A (PyMC) mixture of MvNormal vs univariate Normals is not equivalent even with unit covariance. Mixture treats the x,y pairs as exchangeable across univariate components (i.e., one x could come from one component and the y from another). This is not the case with mvnormal components where both x and y must come from the same component.

In your model this means that when solving the x labeling problem with the ordering constraint the y is also now well identified. If you use univariate normals, the y variate is still subject to label switching because it is independent from x.

1 Like

A few code snippets to illustrate the point:

import pymc as pm

# Create two (seemingly) equivalent mixtures
cov = [[1, 0], [0, 1]]
w = [0.5, 0.5]
diag_mvn_mix = pm.Mixture.dist(w, comp_dists=[pm.MvNormal.dist([-10, -10], cov), pm.MvNormal.dist([10, 10], cov)])
ind_norm_mix = pm.Mixture.dist(w, comp_dists=[pm.Normal.dist([-10, -10]), pm.Normal.dist([10, 10])])

Each mixture has two components, a very negative and very positive. Within in each component, there are two elements, both with the same mean.

Our naive expectation is the result mixtures should only draw two positive numbers, or two negative numbers. The next code tests the theory:

# Draw samples
diag_mvn_samples, ind_norm_samples = pm.draw([diag_mvn_mix, ind_norm_mix], 100_000)

# Percentage of draws from MvNormal that agree in sign 
(np.all((diag_mvn_samples > 0), axis=1) | np.all((diag_mvn_samples < 0), axis=1)).sum() / 1000
>>> Out: 100.0

# Percentage of draws from independent normals that agree in sign:
(np.all((ind_norm_samples > 0), axis=1) | np.all((ind_norm_samples < 0), axis=1)).sum() / 1000
>>>Out: 49.9

What is happening? The independent normals are being mixed in all dimensions, because the PyMC model doesn’t know how to distinguish support dimension from a core dimension. I was able to grok it by thinking about the generative process. In the MvN case, we flip a coin to choose a distribution then sample from that distribution. In the independent Normal case, we traverse the batch dimensions (all dimensions to the left of the component dimension) and flip a coin for each one. That’s how we end up with mixed signs. Note that this doesn’t happen in the MvN case only because PyMC knows that it’s a multivariate distribution. If we had an additional batch dimension – for example we wanted to sample a 3-tuple of (x, y) coordinates – you would see the same “multi-flipping” behavior in the MvN case.

This also has consequences for logp evaluations, as it means that the non-sorted coordinate (y in your case) will not be able to become “attached” to a single x, and you will observe label switching. Here is an example of my results using independent normals:

image

You can see that the x coordinates are all correct, but where distributions are aligned vertically, there is mode switching in the y dimension. You must use an MvN to prevent this from happening.

1 Like

Also note that MvNormal is not a silver bullet. if you have a lot of vertical overlap across clusters you may still have switching problems.
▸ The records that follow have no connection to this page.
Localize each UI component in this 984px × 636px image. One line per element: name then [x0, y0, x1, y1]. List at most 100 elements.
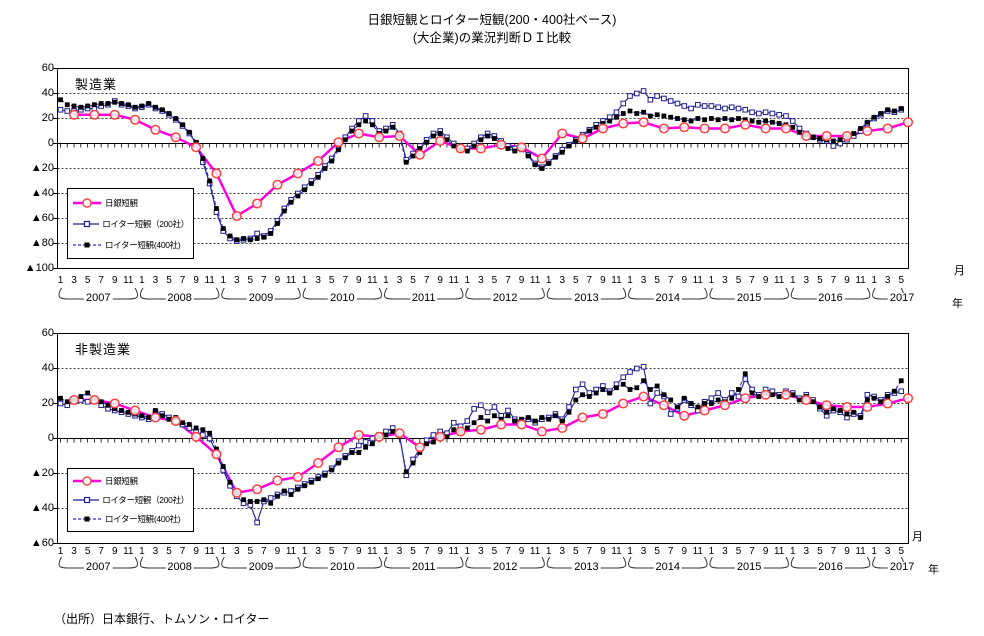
marker-reuters200: [362, 439, 369, 445]
marker-reuters200: [674, 100, 681, 107]
marker-boj: [150, 124, 161, 135]
month-tick-label: 11: [448, 546, 459, 557]
month-tick-label: 3: [478, 275, 484, 286]
month-tick-label: 1: [139, 546, 145, 557]
marker-reuters400: [444, 137, 450, 143]
marker-reuters200: [491, 404, 498, 410]
legend-label-reuters400: ロイター短観(400社): [105, 239, 181, 250]
y-tick-label: 60: [41, 327, 54, 339]
marker-reuters400: [241, 236, 246, 241]
year-label: 2012: [490, 561, 520, 573]
marker-reuters400: [898, 106, 904, 111]
month-tick-label: 3: [884, 546, 891, 557]
marker-boj: [801, 130, 812, 142]
marker-reuters400: [424, 441, 430, 447]
marker-boj: [69, 394, 80, 406]
reuters200-line-sample-icon: [73, 496, 100, 504]
marker-reuters400: [261, 497, 267, 503]
marker-boj: [435, 135, 446, 147]
month-tick-label: 7: [179, 546, 186, 557]
marker-reuters400: [403, 469, 409, 475]
marker-reuters400: [620, 111, 626, 116]
month-tick-label: 1: [789, 546, 796, 557]
marker-reuters400: [790, 124, 796, 130]
marker-reuters400: [647, 387, 653, 392]
year-label: 2010: [328, 292, 357, 304]
month-tick-label: 5: [654, 275, 660, 286]
marker-reuters400: [322, 472, 328, 478]
marker-reuters400: [64, 399, 70, 405]
marker-reuters400: [281, 208, 287, 214]
month-tick-label: 7: [179, 275, 186, 286]
marker-boj: [130, 405, 141, 416]
marker-reuters400: [119, 101, 124, 106]
marker-boj: [780, 389, 792, 400]
month-tick-label: 9: [111, 546, 118, 557]
marker-reuters200: [715, 390, 721, 396]
legend-item-reuters200: ロイター短観（200社）: [72, 218, 189, 230]
marker-reuters400: [763, 118, 769, 124]
month-tick-label: 5: [166, 275, 172, 286]
marker-reuters400: [451, 143, 457, 149]
marker-boj: [333, 442, 344, 453]
marker-reuters400: [241, 497, 246, 503]
marker-reuters400: [180, 420, 185, 426]
marker-reuters400: [770, 392, 775, 398]
marker-reuters400: [492, 136, 497, 141]
marker-reuters400: [214, 446, 219, 452]
marker-reuters400: [159, 413, 165, 419]
marker-reuters400: [810, 399, 816, 405]
marker-boj: [69, 109, 80, 120]
marker-reuters400: [878, 111, 884, 116]
legend-item-boj: 日銀短観: [72, 197, 189, 209]
marker-boj: [882, 398, 893, 409]
marker-reuters400: [505, 146, 511, 151]
month-tick-label: 11: [367, 546, 378, 557]
marker-boj: [292, 471, 303, 483]
year-label: 2007: [84, 292, 113, 304]
marker-reuters400: [688, 118, 694, 124]
marker-reuters400: [593, 124, 599, 130]
y-tick-label: 20: [41, 397, 54, 409]
marker-boj: [902, 117, 914, 128]
marker-boj: [821, 400, 832, 411]
marker-reuters400: [770, 119, 775, 125]
marker-boj: [313, 155, 324, 167]
marker-reuters200: [254, 230, 260, 237]
legend-label-boj: 日銀短観: [105, 476, 138, 487]
marker-reuters400: [858, 415, 863, 420]
marker-reuters400: [369, 441, 375, 447]
marker-reuters400: [166, 111, 172, 116]
marker-reuters200: [464, 418, 471, 424]
marker-reuters200: [640, 88, 647, 94]
marker-boj: [536, 426, 547, 437]
marker-reuters200: [756, 110, 762, 117]
marker-reuters400: [810, 134, 816, 140]
marker-reuters200: [898, 388, 905, 395]
marker-reuters200: [735, 105, 742, 112]
month-tick-label: 1: [545, 275, 552, 286]
source-note: （出所）日本銀行、トムソン・ロイター: [54, 612, 270, 626]
marker-boj: [353, 128, 364, 139]
month-tick-label: 1: [383, 275, 389, 286]
marker-reuters400: [356, 450, 362, 455]
marker-reuters200: [620, 100, 627, 107]
marker-reuters400: [410, 460, 416, 466]
marker-reuters400: [831, 406, 836, 412]
marker-reuters200: [484, 409, 491, 416]
month-tick-label: 7: [423, 546, 430, 557]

Depending on the problem you may want to sort y means instead or perhaps use a different space representation (like polar coordinates) that better disambiguates the mean coordinates.

1 Like

Is there any work around where I could have the non-mixing property of MvNormal while using censored univariate normals? If that is not straight forward I will open another topic illustrating as to in what context I need such a model.

You can define your logp manually in a CustomDist if you want to use Censored Normals but treat the x,y pairs as non-exchangeable.

However I am not sure if Censoring will make complete sense in this case, since it will be axis-aligned? What if censoring happens when x+y>b?

And are you sure you are working with censoring and not truncation? Sounds interesting either way.

Do you have an example of code that generates synthetic data?

Thanks, I opened a new topic on this:

However a short reply, since this is MvNormal with diagonal cov normally, its pdf would actually be just a product of two independent normals which could in theory be censored independently. Not sure how to implement it though and if possible by still keeping the non-mixing property of the MvNormal.